I've found myself thinking a lot about my life right now,

and I realized something. I realized that everything I have now is what I was wishing and hoping for years ago. I am living what 22 year old me was dreaming of. But it’s not like all my life’s dreams came true. It’s the little things we tend to take for granted.


It hit me like a ton of bricks one night I was putting my soon to be 5 year old daughter to sleep, and she looks up at me with her big brown eyes and says in her little mouse voice, “Read a story, mom?”


And I was just like wow. This is a moment I dreamed about many times; reading a bedtime story to my daughter. I am literally living the “one day” I could only imagine in my younger years.


I remember wondering what my children would be like, what being a mother would be like. The longer I was with my husband, the more I realized I wanted that for my future. I wanted children with him. I wanted my own little family, and imagining what my life would be like was just a bunch of blanks. I had no idea, nothing to go off of, but it was fun to think about anyway. Now, I have a mini me who is too pure for this world and goofy as hell.
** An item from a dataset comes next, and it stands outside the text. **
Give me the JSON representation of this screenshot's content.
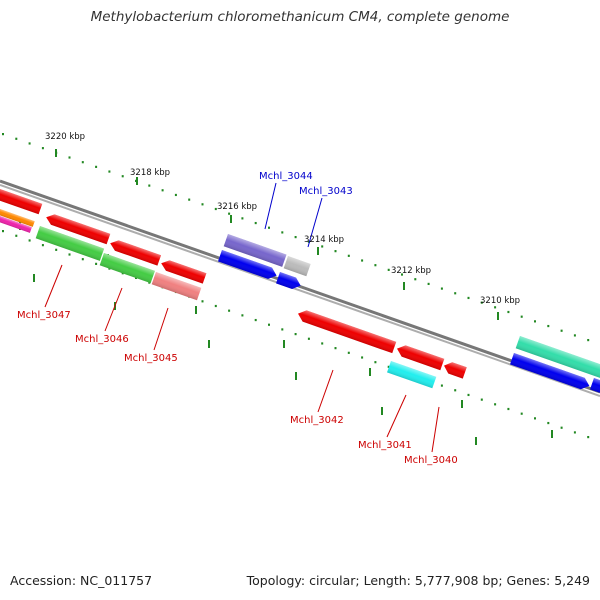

My relationship with my husband was long distance from the jump and remained long distance for the better part of 3-4 years. Now, I get to see his annoying ass every day. I remember wishing for the day I’d get to just eat dinner with him every night and go to bed together in the same bed.


I remember living in the dorms or renting a shitty tiny apartment in college and just wishing and hoping for the day we could have our own home that was ours. We could do whatever we wanted to it, not have to worry about leases or moving. Now, we’ve renovated the better part of the home we bought together nearly three years ago in the perfect little town of Lewiston.


From the outside looking in, I gave up what could have been a fast famous and furious lifestyle for something small, rural, mundane, maybe a bit stereotypical, but I knew that. I knew what I wanted. I knew what I had to do to get there and I can’t describe the relief I get when I just stop, look around and realize this is everything I wanted.


It’s just crazy to stop and notice all of your daydreams have become reality. Like whoa. This is it. This is what I wanted. It’s happening. This is my life now. I hope more people do this more often. All of the things you may complain about or take for granted today are the things you might have been praying for yesterday.


Being grateful is so rare these days, but I’m glad I still have it in me to put things into perspective. I think that’s honestly the key to happiness: perspective.


As our lives change every day, so do our hopes, wants and dreams. We’re insatiable. We always want more, bigger and better. I hope if you’ve read this far, you can take a moment to look back on your life, and realize not what dreams have yet to come to fruition, but which ones already have. Take the time to enjoy that victory.